A president’s first budget proposal is more than a set of figures. It is also an outline of his philosophy of government. The plan Barack Obama delivered on February 26th envisages an ambitious and costly expansion of the government’s role in the lives of Americans. Its centrepiece is a big expansion of state-provided health care-for which he has budgeted $634 billion over the next decade while admitting that yet more will be needed. He will fill in the details in coming weeks (see article) while insisting the plan meets several criteria: it must extend insurance to the 15 percent of Americans who now lack it, it must help slow the growth in costs, and it must be paid for.

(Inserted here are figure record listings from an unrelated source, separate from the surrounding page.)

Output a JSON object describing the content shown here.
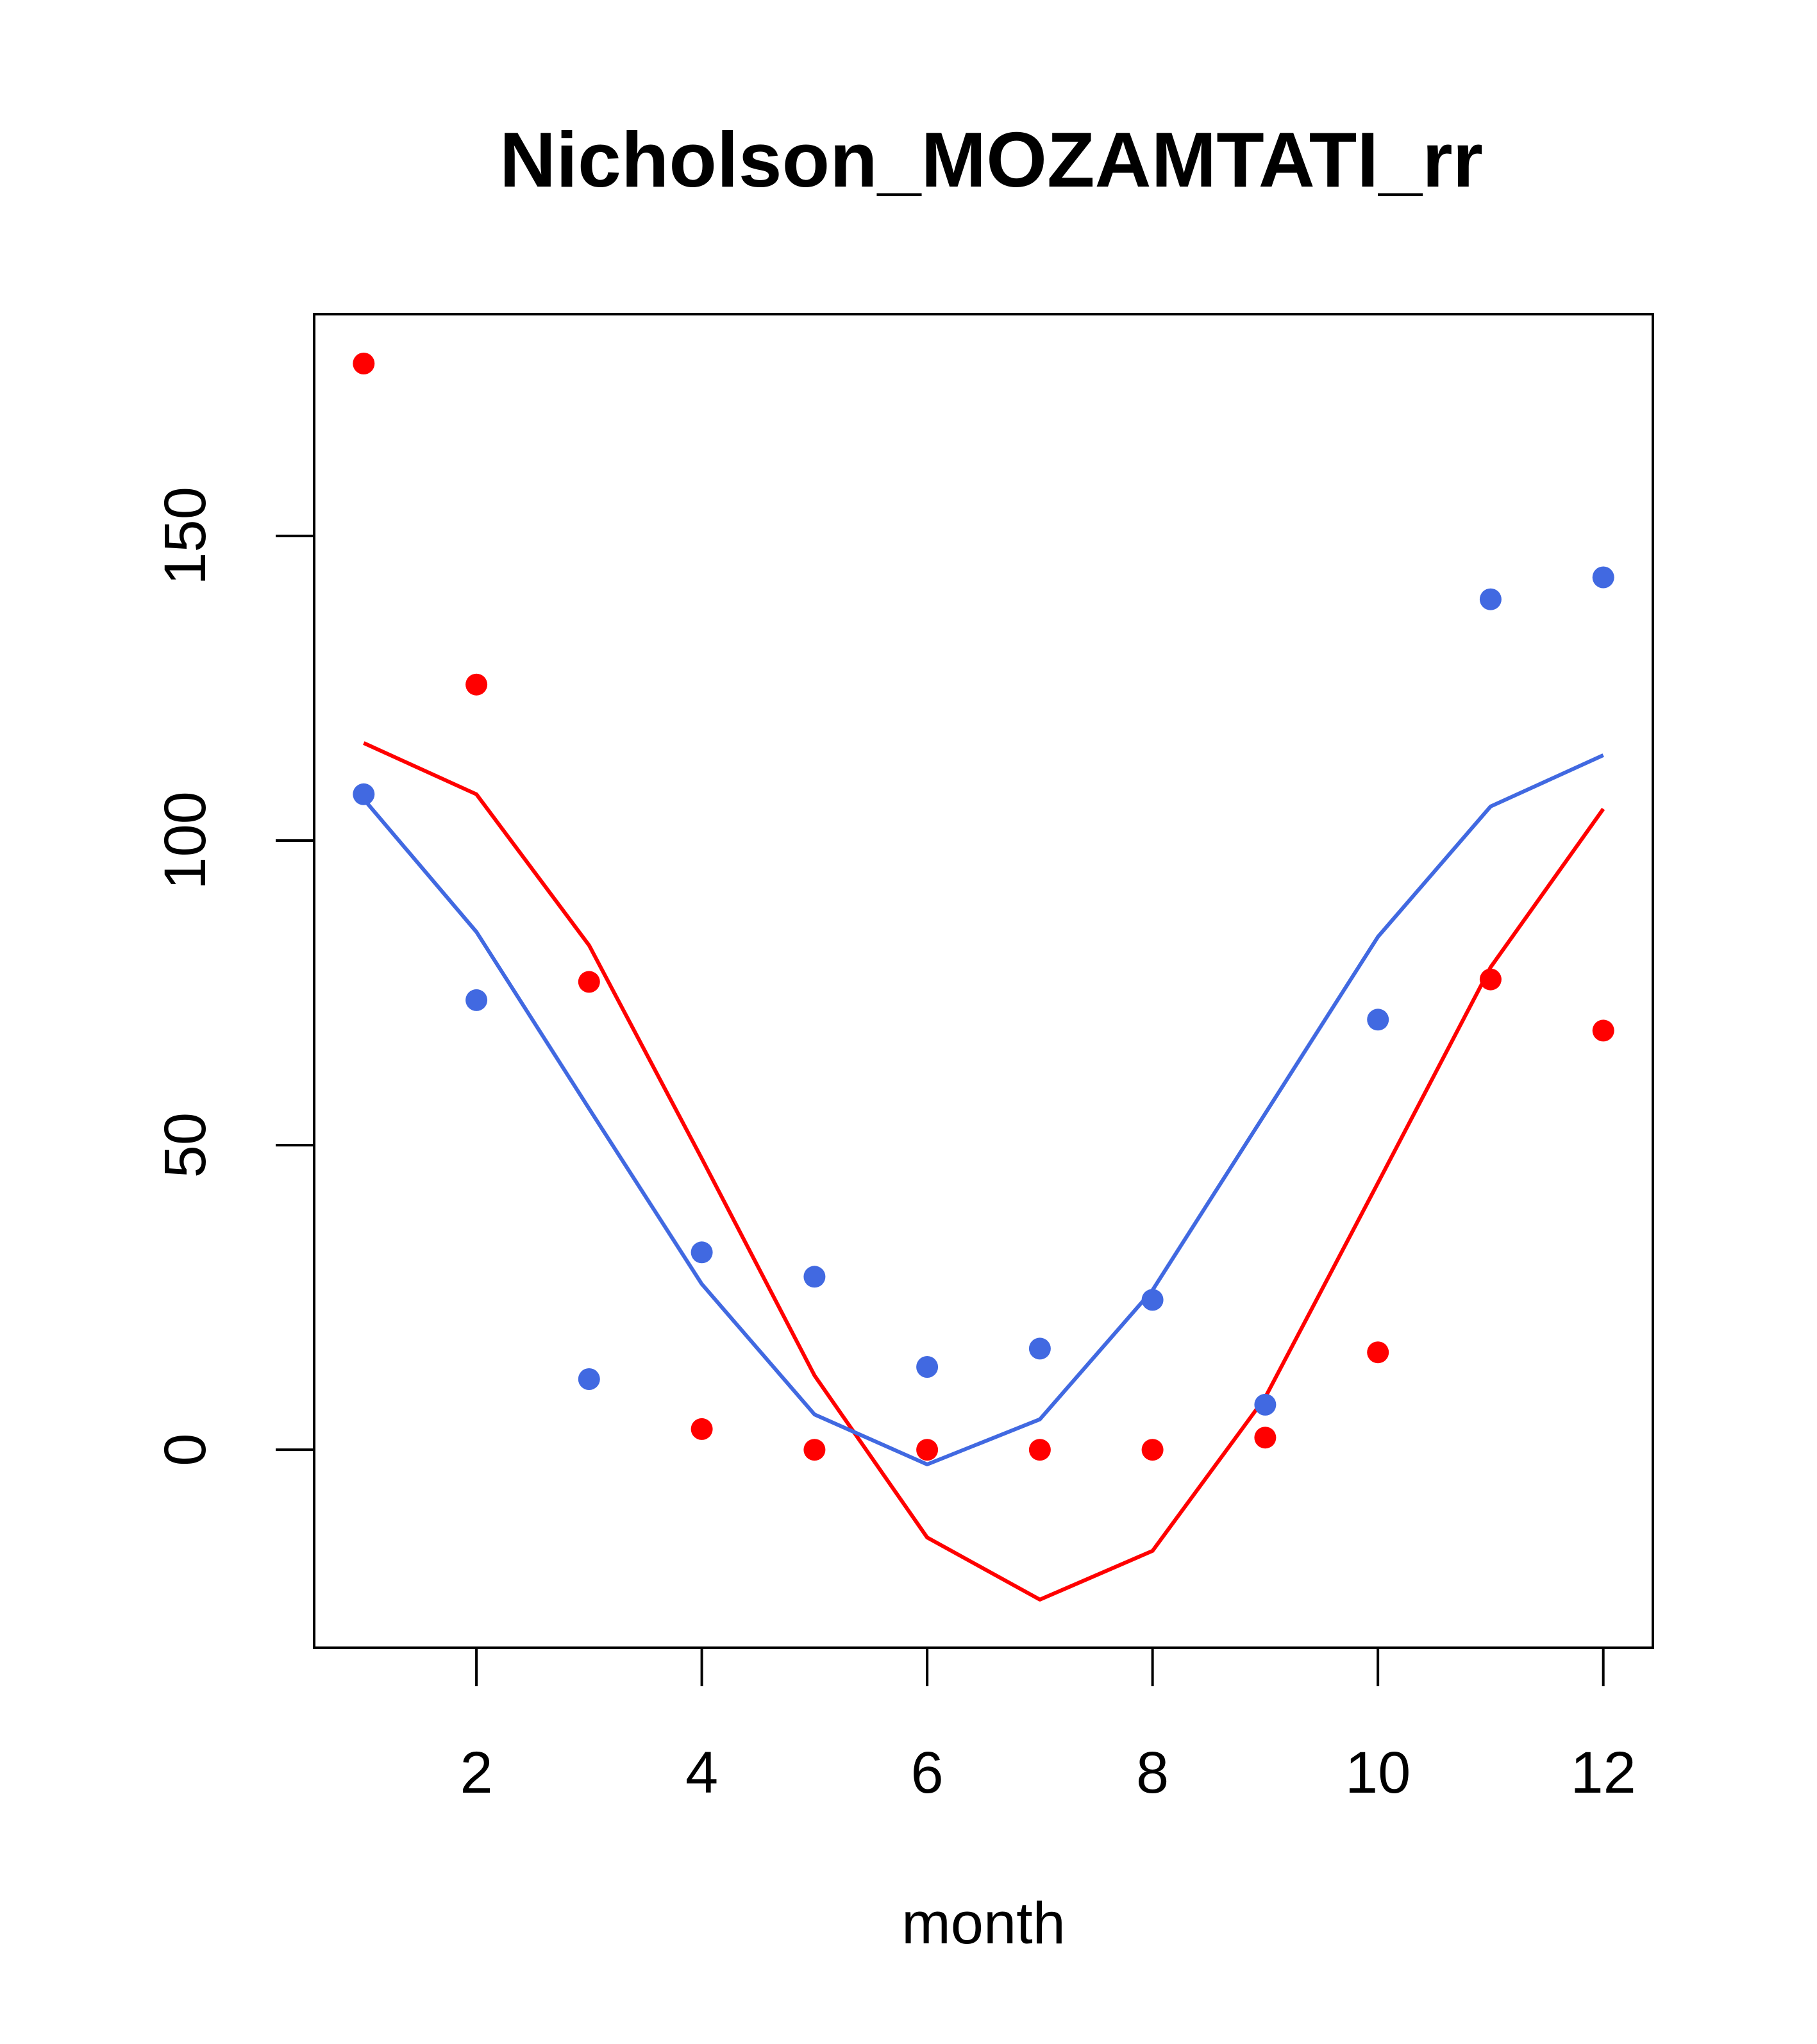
{
  "chart_data": {
    "type": "scatter",
    "title": "Nicholson_MOZAMTATI_rr",
    "xlabel": "month",
    "ylabel": "",
    "xlim": [
      0.56,
      12.44
    ],
    "ylim": [
      -32.5,
      186.4
    ],
    "x_ticks": [
      2,
      4,
      6,
      8,
      10,
      12
    ],
    "y_ticks": [
      0,
      50,
      100,
      150
    ],
    "series": [
      {
        "name": "red-points",
        "kind": "points",
        "color": "#ff0000",
        "x": [
          1,
          2,
          3,
          4,
          5,
          6,
          7,
          8,
          9,
          10,
          11,
          12
        ],
        "y": [
          178.3,
          125.6,
          76.8,
          3.4,
          0.0,
          0.0,
          0.0,
          0.0,
          2.0,
          16.0,
          77.2,
          68.8
        ]
      },
      {
        "name": "blue-points",
        "kind": "points",
        "color": "#4169e1",
        "x": [
          1,
          2,
          3,
          4,
          5,
          6,
          7,
          8,
          9,
          10,
          11,
          12
        ],
        "y": [
          107.6,
          73.8,
          11.6,
          32.4,
          28.4,
          13.6,
          16.6,
          24.6,
          7.4,
          70.6,
          139.6,
          143.2
        ]
      },
      {
        "name": "red-line",
        "kind": "line",
        "color": "#ff0000",
        "x": [
          1,
          2,
          3,
          4,
          5,
          6,
          7,
          8,
          9,
          10,
          11,
          12
        ],
        "y": [
          116.0,
          107.6,
          82.8,
          47.8,
          12.2,
          -14.4,
          -24.6,
          -16.6,
          8.6,
          43.8,
          79.2,
          105.2
        ]
      },
      {
        "name": "blue-line",
        "kind": "line",
        "color": "#4169e1",
        "x": [
          1,
          2,
          3,
          4,
          5,
          6,
          7,
          8,
          9,
          10,
          11,
          12
        ],
        "y": [
          106.8,
          85.0,
          56.0,
          27.2,
          5.8,
          -2.4,
          5.0,
          26.2,
          55.2,
          84.2,
          105.6,
          114.0
        ]
      }
    ]
  }
}
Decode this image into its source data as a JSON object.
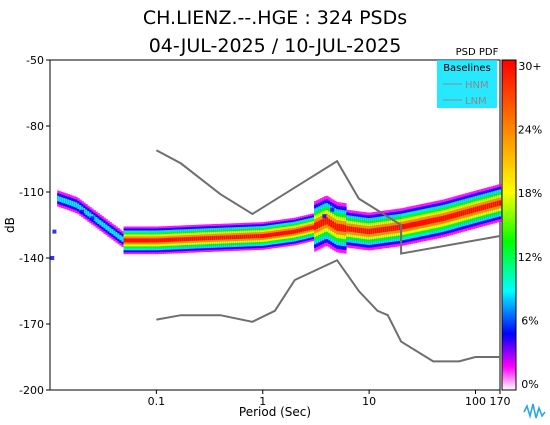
{
  "chart_data": {
    "type": "heatmap",
    "title": "CH.LIENZ.--.HGE : 324 PSDs",
    "subtitle": "04-JUL-2025 / 10-JUL-2025",
    "xlabel": "Period (Sec)",
    "ylabel": "dB",
    "x_scale": "log",
    "xlim": [
      0.01,
      170
    ],
    "ylim": [
      -200,
      -50
    ],
    "x_ticks": [
      {
        "value": 0.1,
        "label": "0.1"
      },
      {
        "value": 1,
        "label": "1"
      },
      {
        "value": 10,
        "label": "10"
      },
      {
        "value": 100,
        "label": "100"
      },
      {
        "value": 170,
        "label": "170"
      }
    ],
    "y_ticks": [
      {
        "value": -50,
        "label": "-50"
      },
      {
        "value": -80,
        "label": "-80"
      },
      {
        "value": -110,
        "label": "-110"
      },
      {
        "value": -140,
        "label": "-140"
      },
      {
        "value": -170,
        "label": "-170"
      },
      {
        "value": -200,
        "label": "-200"
      }
    ],
    "grid": false,
    "colorbar": {
      "title": "PSD PDF",
      "ticks": [
        "30+",
        "24%",
        "18%",
        "12%",
        "6%",
        "0%"
      ],
      "colors": [
        "#ff0000",
        "#ff8000",
        "#ffff00",
        "#00ff00",
        "#00ffff",
        "#0000ff",
        "#ff00ff",
        "#ffffff"
      ]
    },
    "legend": {
      "title": "Baselines",
      "position": "top-right",
      "entries": [
        "HNM",
        "LNM"
      ]
    },
    "baselines": {
      "HNM": [
        [
          0.1,
          -91
        ],
        [
          0.17,
          -97
        ],
        [
          0.4,
          -111
        ],
        [
          0.8,
          -120
        ],
        [
          5,
          -96
        ],
        [
          8,
          -113
        ],
        [
          20,
          -125
        ],
        [
          20,
          -138
        ],
        [
          170,
          -130
        ]
      ],
      "LNM": [
        [
          0.1,
          -168
        ],
        [
          0.17,
          -166
        ],
        [
          0.4,
          -166
        ],
        [
          0.8,
          -169
        ],
        [
          1.3,
          -164
        ],
        [
          2,
          -150
        ],
        [
          5,
          -141
        ],
        [
          8,
          -155
        ],
        [
          12,
          -164
        ],
        [
          15,
          -166
        ],
        [
          20,
          -178
        ],
        [
          40,
          -187
        ],
        [
          70,
          -187
        ],
        [
          100,
          -185
        ],
        [
          170,
          -185
        ]
      ]
    },
    "psd_mode": [
      [
        0.012,
        -113
      ],
      [
        0.018,
        -116
      ],
      [
        0.03,
        -124
      ],
      [
        0.05,
        -132
      ],
      [
        0.1,
        -132
      ],
      [
        0.3,
        -131
      ],
      [
        1,
        -130
      ],
      [
        2,
        -128
      ],
      [
        3,
        -126
      ],
      [
        4,
        -123
      ],
      [
        5,
        -126
      ],
      [
        7,
        -127
      ],
      [
        10,
        -128
      ],
      [
        20,
        -126
      ],
      [
        50,
        -122
      ],
      [
        100,
        -118
      ],
      [
        170,
        -115
      ]
    ]
  }
}
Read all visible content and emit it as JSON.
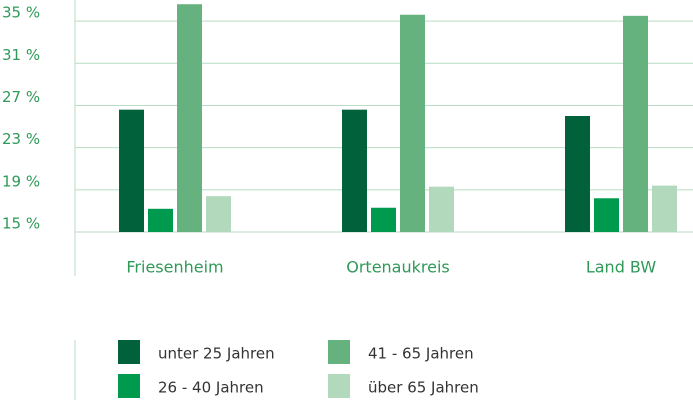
{
  "chart_data": {
    "type": "bar",
    "categories": [
      "Friesenheim",
      "Ortenaukreis",
      "Land BW"
    ],
    "series": [
      {
        "name": "unter 25 Jahren",
        "color": "#00613a",
        "values": [
          26.6,
          26.6,
          26.0
        ]
      },
      {
        "name": "26 - 40 Jahren",
        "color": "#009a4e",
        "values": [
          17.2,
          17.3,
          18.2
        ]
      },
      {
        "name": "41 - 65 Jahren",
        "color": "#66b27f",
        "values": [
          36.6,
          35.6,
          35.5
        ]
      },
      {
        "name": "über 65 Jahren",
        "color": "#b3d9bd",
        "values": [
          18.4,
          19.3,
          19.4
        ]
      }
    ],
    "ylim": [
      15,
      37
    ],
    "yticks": [
      {
        "value": 15,
        "label": "15 %"
      },
      {
        "value": 19,
        "label": "19 %"
      },
      {
        "value": 23,
        "label": "23 %"
      },
      {
        "value": 27,
        "label": "27 %"
      },
      {
        "value": 31,
        "label": "31 %"
      },
      {
        "value": 35,
        "label": "35 %"
      }
    ],
    "grid": true
  }
}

Add increased spending on education, energy and other initiatives, and federal expenditures, excluding defence, would rise to a new high of 18 percent of GDP in the coming decade. Small-government conservatives fume, yet this is what Mr. Obama victoriously campaigned on and, at least in the case of health care, what Americans seem to want. The ranks of the uninsured have grown as care becomes more expensive and more employers, through whom most workers get insurance, drop or curtail benefits. Losing a job often means losing health insurance too, making unemployment doubly traumatic.
Although Mr. Obama’s revenue plans are not clad in the ambitious rhetoric of his spending initiatives, they are just as profound. To pay for his plans and get the deficit down to manageable levels, he would return top tax rates to where they were before George Bush cut them, extract more from the rich by capping their deductions, increase taxes on corporations and auction carbon-emission permits. At the same time, he promises permanent tax cuts for 95 percent of workers.
Sadly, these plans are deeply flawed. First, Mr. Obama’s budget forecasts that the economy will shrink 1.2 percent this year then grow by an average of 4 percent over the following four years. It might if the economy were to follow a conventional path back to full employment. But this is not a conventional recession. The unprecedented damage to household balance sheets could well result in anaemic economic growth for years, significantly undermining the president’s revenue projections. The economic outlook continues to darken and the stockmarket has already tumbled to 12-year lows. Mr. Obama may either have to renege on his promise to slash the deficit to 3 percent of GDP in 2013 from more than 12 percent now, rein in his spending promises or raise taxes more.
Second, Mr. Obama’s scattershot tax increases are a poor substitute for the wholesale reform America’s Byzantine tax code needs. Limiting high earners’ deductions for mortgage interest, local-government taxes and other things is certainly more efficient than raising their marginal tax rates even more. But it would be better to replace such deductions for everyone with targeted credits, abolish the alternative minimum tax (an absurd parallel tax system that ensnares a sizeable chunk of the upper middle class), and implement a broad sales tax. Rather than simply eliminating the sheltering of corporate income from abroad, Mr. Obama could have broadened the corporate tax base and lowered the rate. In sum, Mr. Obama could simultaneously raise more revenue and make the tax code simpler and more conducive to growth. But he hasn’t.
Tell It Like it Is
Finally, by asking only the richest 2 percent of Americans to pay more, Mr. Obama is building his vision of a more activist government on a shaky foundation. Mr. Bush’s tax cuts raised the proportion of American families that pay no federal income tax (or are net recipients of tax credits) from 33 percent to 38 percent; Mr. Obama’s will raise it to 44 percent, according to the Tax Policy Centre, a research group. Although many of these people do pay payroll taxes, Mr. Obama is also intent on reducing the link between payroll taxes and the pension and health-care benefits they were supposedly designed to pay for. It certainly makes sense to keep poor people off the income-tax rolls, but removing a sizeable chunk of the middle class weakens the political bond between taxpayer and government, and will lead to pressure for more such spending.
Mr. Obama’s team rightly points out that Mr. Bush’s tax cuts disproportionately benefited the wealthy at a time when their share of income was anyway rising for more fundamental reasons. But the recession is already undoing some of the rise in inequality as the capital gains, bonuses and Wall Street profits that fuelled much of the gains in top incomes turn to dust. This could further imperil Mr. Obama’s revenue projections, if the rich people he is relying on to pay virtually all his bills end up a lot less rich than they were. Much as Mr. Obama would like to shield the middle class, he needs to level with Americans: if they want a bigger government, one that will help them in all sorts of ways, they should be prepared to pay for it.